In order to see the hidden system directory, you must elevate to admin
dir wont show the rest of the telemetry files unless you clear the files attributes
An Elevated file explorer will show the files
Files wont be readable until you change owner permissions or change your running user principal context to that which does allow access to the file.

telemetry file content
{
“settings”: {
“Microsoft-ApplicationInsights:::sampleRate”: “100”,
“Microsoft-ApplicationInsights-Dev:::sampleRate”: “100”,
“Microsoft-ApplicationInsights-Dev:::latency”: “Realtime”,
“xbox.xsapi:::sampleRate”: “100”,
“Office:::sampleRate”: “100”,
“Skype:::sampleRate”: “100”,
“Census:::sampleRate”: “100”,
“Microsoft.Windows.Appraiser.General::ms.CriticalData:sampleRate”: “100”,
“Microsoft.Windows.Appraiser.Instrumentation::ms.Telemetry:sampleRate”: “100”,
“Microsoft.Windows.Compatibility.Asl::ms.Telemetry:sampleRate”: “5”,
“Microsoft.Windows.Inventory.General::ms.CriticalData:sampleRate”: “100”,
“MicrosoftTelemetry::ms.CriticalData:sampleRate”: “0”,
“MicrosoftTelemetry::ms.Measures:sampleRate”: “0”,
“MicrosoftTelemetry::ms.Telemetry:sampleRate”: “0”,
“Setup360Telemetry::ms.CriticalData:sampleRate”: “100”,
“SetupPlatformTel::ms.CriticalData:sampleRate”: “100”,
“TelClientSynthetic:HeartBeat_5::sampleRate”: “100”
}}
content file of utc.app.json
{
“settings”: {
“UTC:::GroupDefinition.MicrosoftTelemetry”: “f4-Redacted data-6aa”,
“UTC:::CategoryDefinition.ms.CriticalData”: “140-Redacted data-318”,
“UTC:::CategoryDefinition.ms.Measures”: “71-Redacted data-63”,
“UTC:::CategoryDefinition.ms.Telemetry”: “321-Redacted data-32”,
“UTC:::GroupDefinition.Microsoft-ApplicationInsights”: “0d-Redacted data-d0b”,
“UTC:::GroupDefinition.Microsoft-ApplicationInsights-Dev”: “ba-Redacted data-3d”,
“UTC:::GroupDefinition.xbox.xsapi”: “53b-Redacted data-af3”,
“UTC:::GroupDefinition.Office”: “8DB-Redacted data-155”,
“UTC:::GroupDefinition.Skype”: “9df-Redacted data-a89”,
“UTC:::DownloadScenariosFromOneSettings”: “1”
}

To mitigate future infection, am considering removal alteration or perform a revocation of file permissions to utc.app.json and the hinky manifest files.

4)Re the connections the malware opened, which may or may not have Mitm certificate pinning mitigation.
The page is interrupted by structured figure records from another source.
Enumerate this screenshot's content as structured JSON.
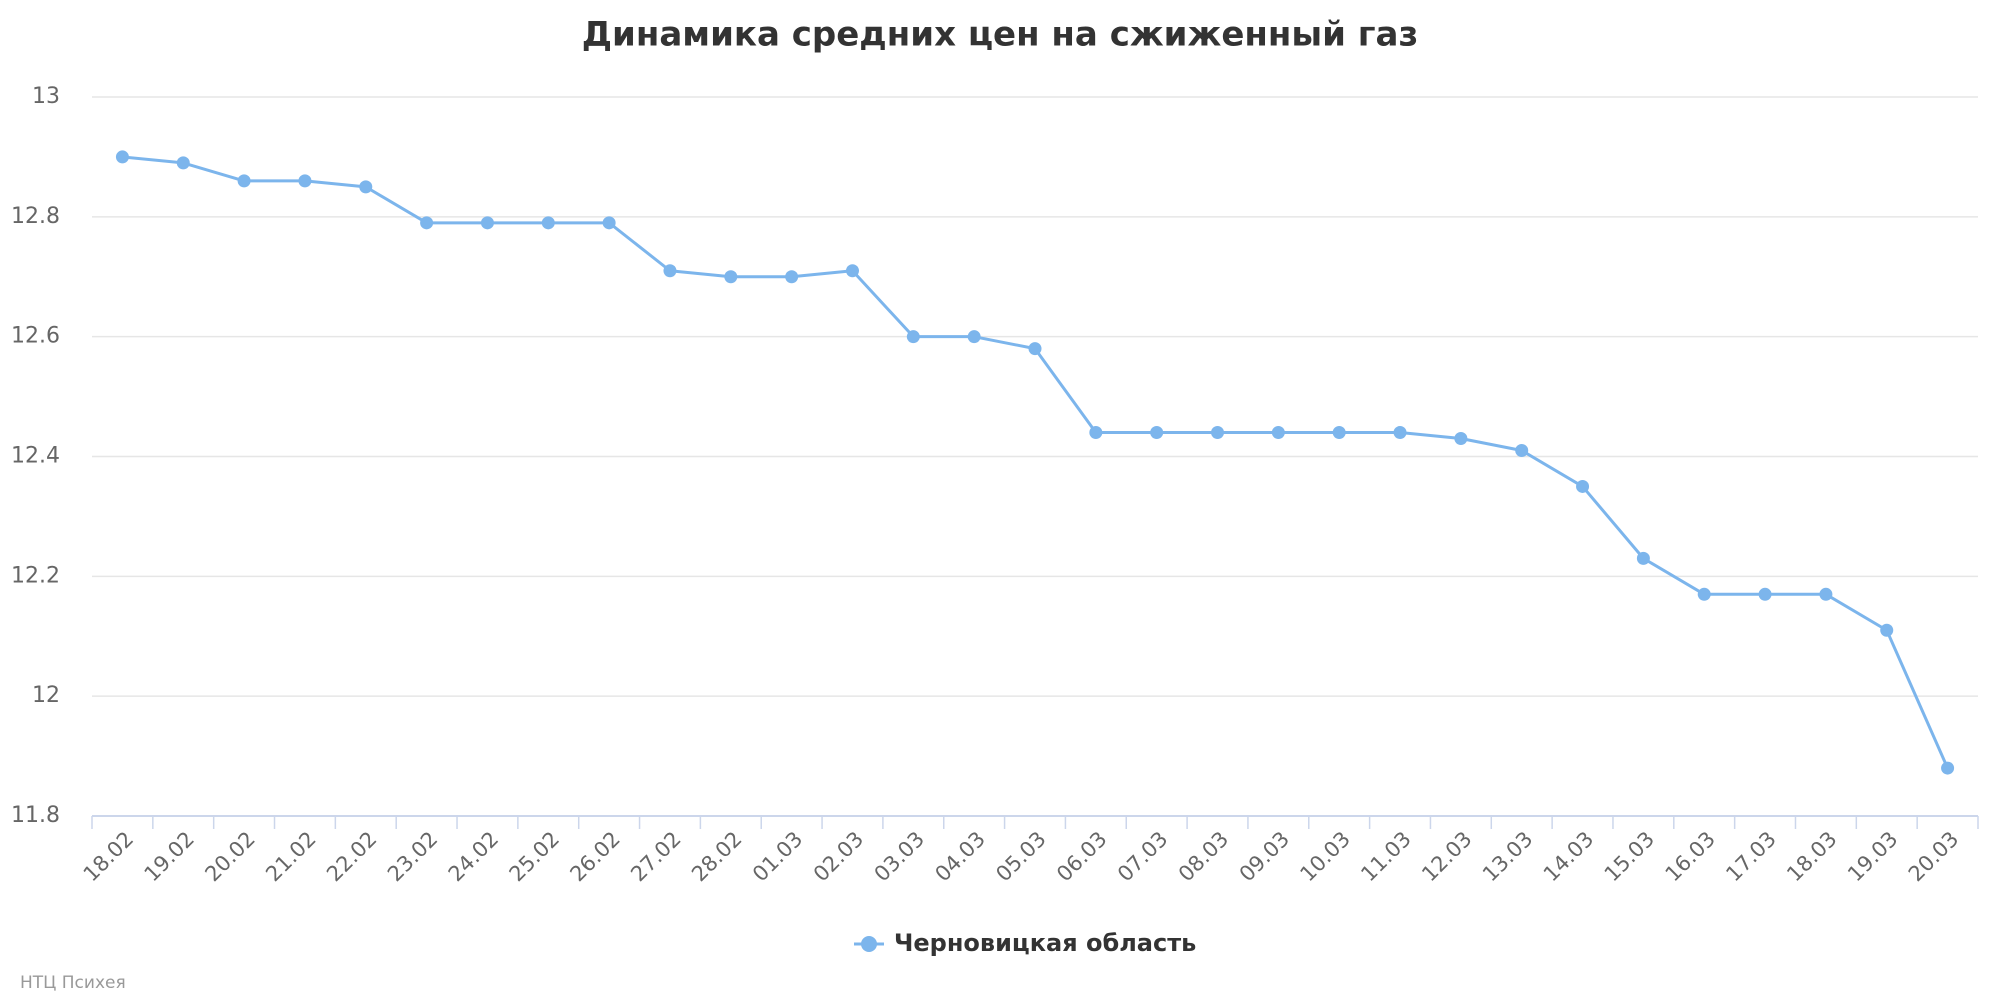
{
  "chart_data": {
    "type": "line",
    "title": "Динамика средних цен на сжиженный газ",
    "categories": [
      "18.02",
      "19.02",
      "20.02",
      "21.02",
      "22.02",
      "23.02",
      "24.02",
      "25.02",
      "26.02",
      "27.02",
      "28.02",
      "01.03",
      "02.03",
      "03.03",
      "04.03",
      "05.03",
      "06.03",
      "07.03",
      "08.03",
      "09.03",
      "10.03",
      "11.03",
      "12.03",
      "13.03",
      "14.03",
      "15.03",
      "16.03",
      "17.03",
      "18.03",
      "19.03",
      "20.03"
    ],
    "series": [
      {
        "name": "Черновицкая область",
        "color": "#7cb5ec",
        "values": [
          12.9,
          12.89,
          12.86,
          12.86,
          12.85,
          12.79,
          12.79,
          12.79,
          12.79,
          12.71,
          12.7,
          12.7,
          12.71,
          12.6,
          12.6,
          12.58,
          12.44,
          12.44,
          12.44,
          12.44,
          12.44,
          12.44,
          12.43,
          12.41,
          12.35,
          12.23,
          12.17,
          12.17,
          12.17,
          12.11,
          11.88
        ]
      }
    ],
    "ylim": [
      11.8,
      13
    ],
    "yticks": [
      11.8,
      12,
      12.2,
      12.4,
      12.6,
      12.8,
      13
    ],
    "grid": true,
    "credits": "НТЦ Психея"
  }
}
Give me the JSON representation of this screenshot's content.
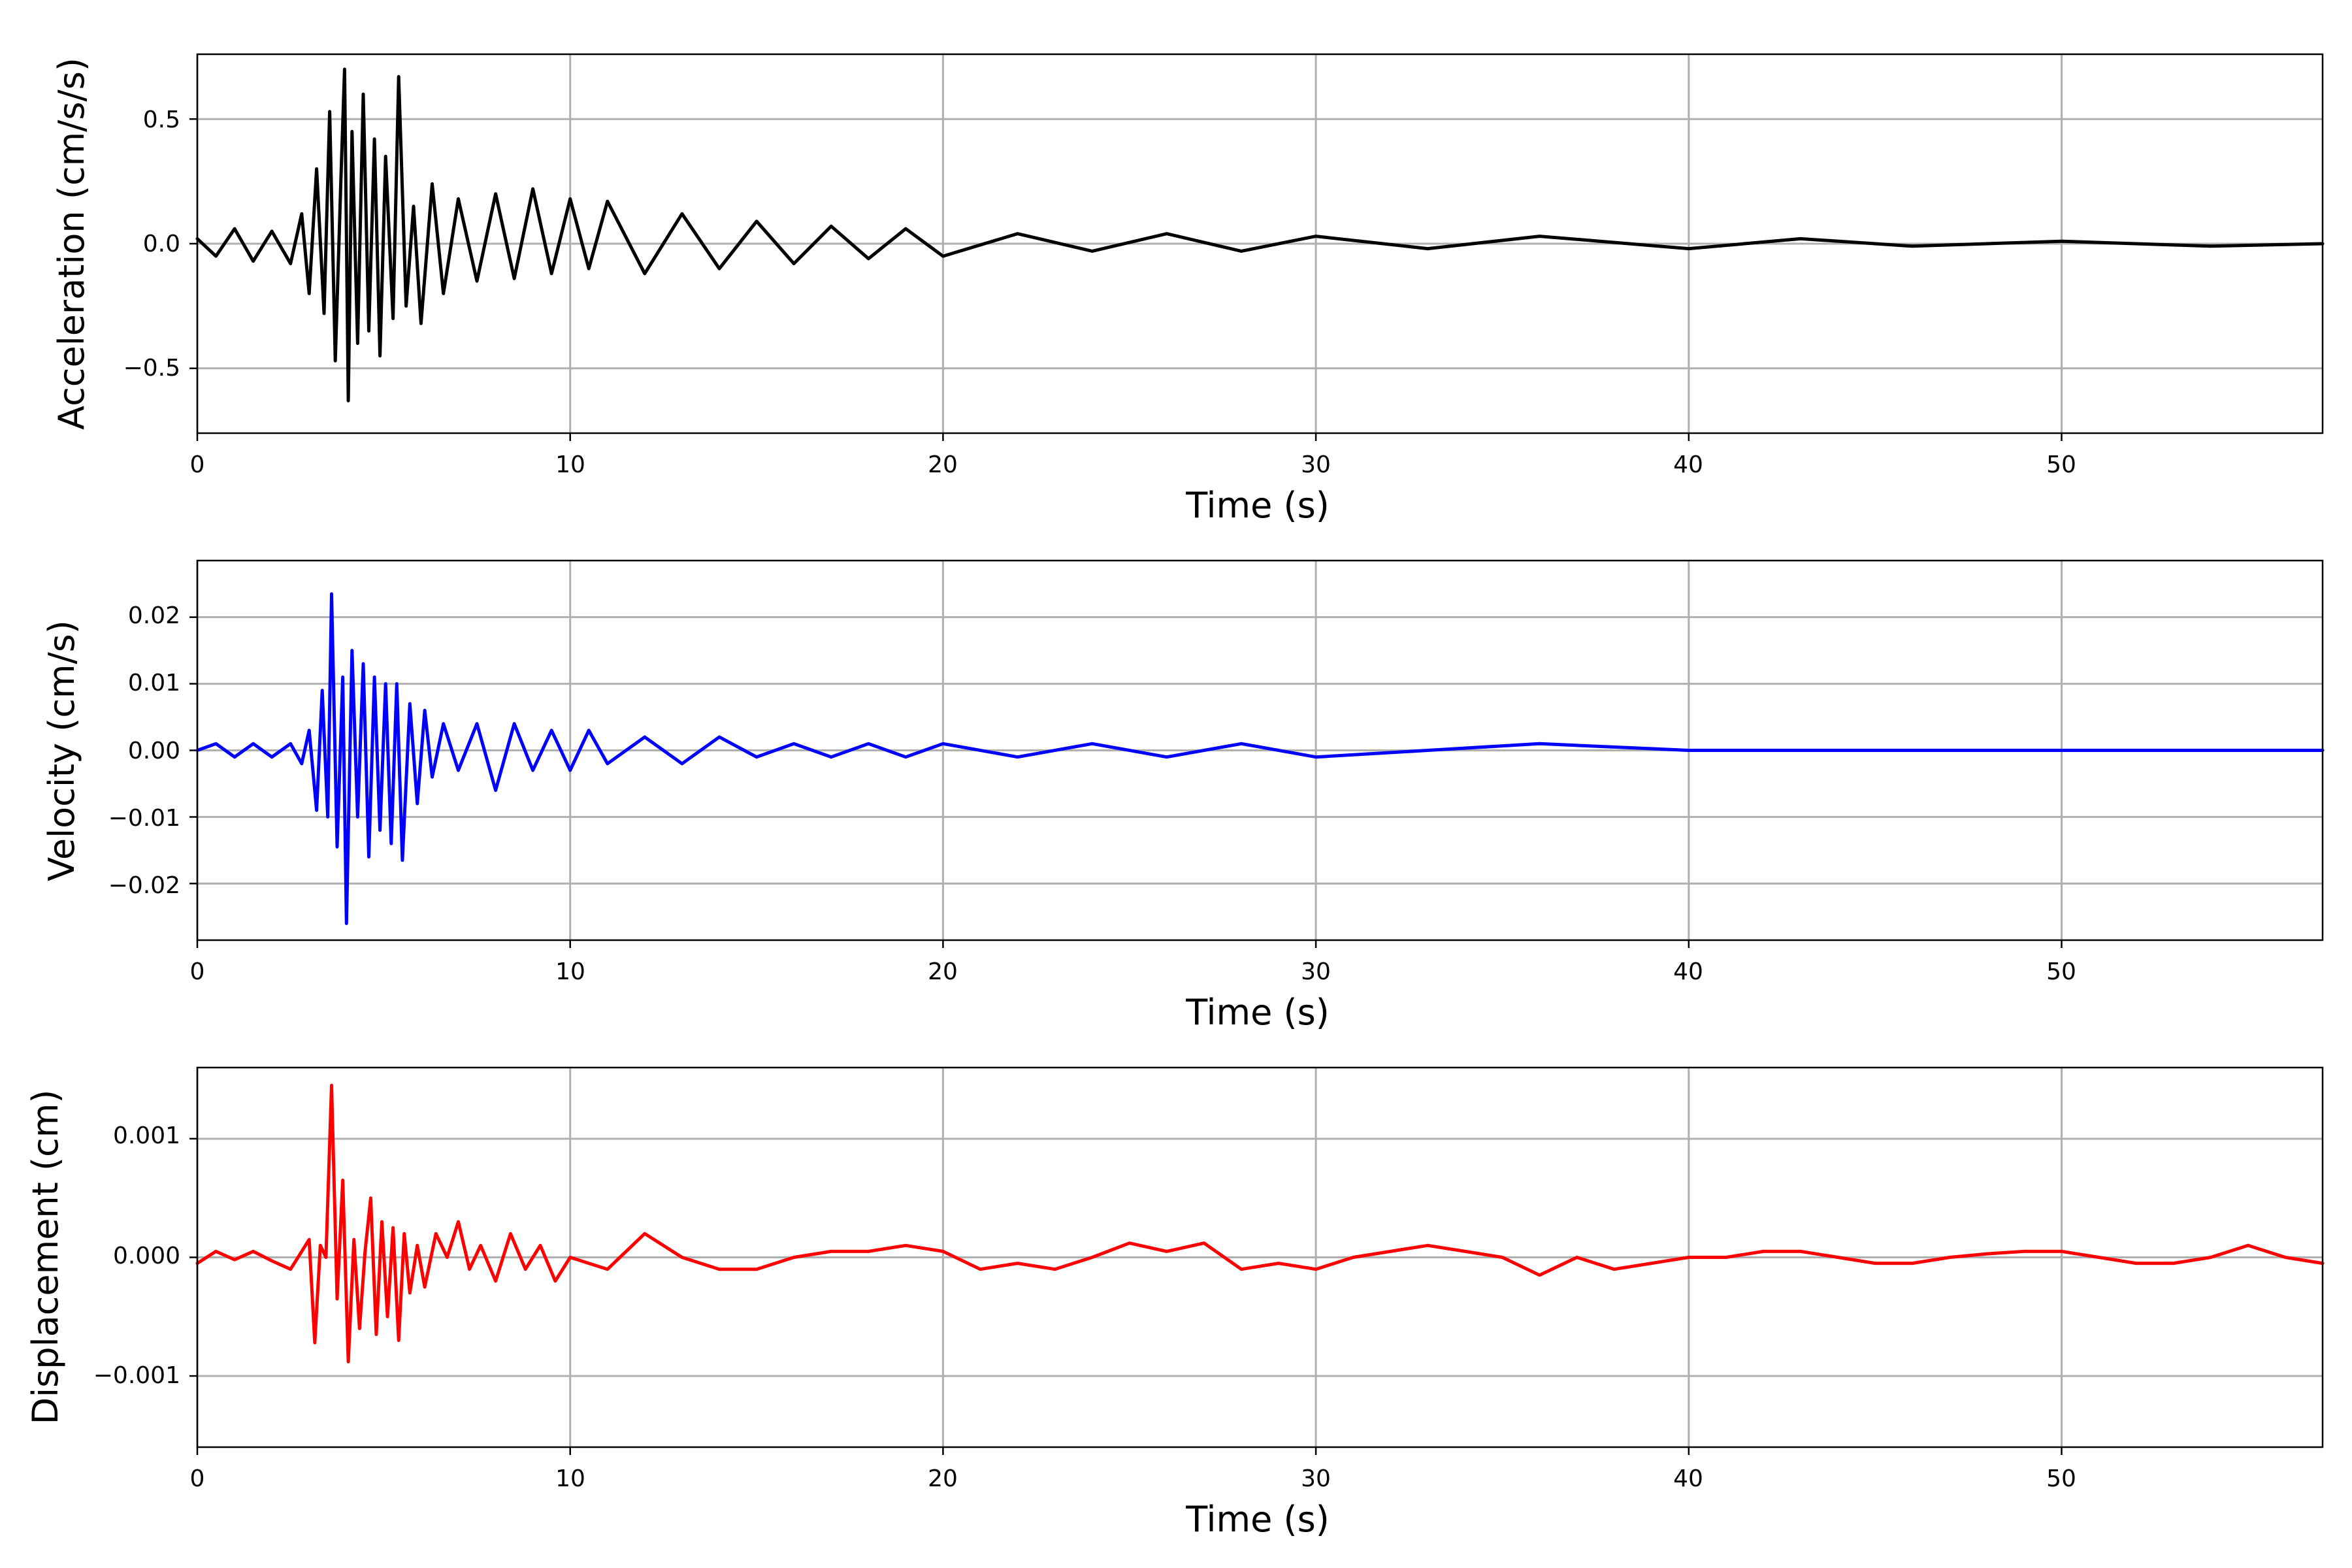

My personal opinion is to mitigate by locking access to the data ex filtration end points.

Firewall now blocks outbound access from your network to
vortex-win.data.microsoft.com
Name: VORTEX-cy2.metron.live.com.nsatc.net
Address: 64.4.54.254
Aliases: vortex-win.data.microsoft.com
vortex-win.data.metron.live.com.nsatc.net
vortex.data.glbdns2.microsoft.com

settings-win.data.microsoft.com
Non-authoritative answer:
Name: OneSettings-bn2.metron.live.com.nsatc.net
Address: 65.55.44.108
Aliases: settings-win.data.microsoft.com
settings.data.glbdns2.microsoft.com

Chances are that anything outbound to “.data.microsoft” should likely be blackholed if you opt out of the “Idiots Do Opt Having Pervasive Surveillance Patches” IDOH-PSP program for short.

Hope this helps to bring most of the malware workflow, as is early info on this new day of vendor sponsored in your face implants, info will likely be incomplete.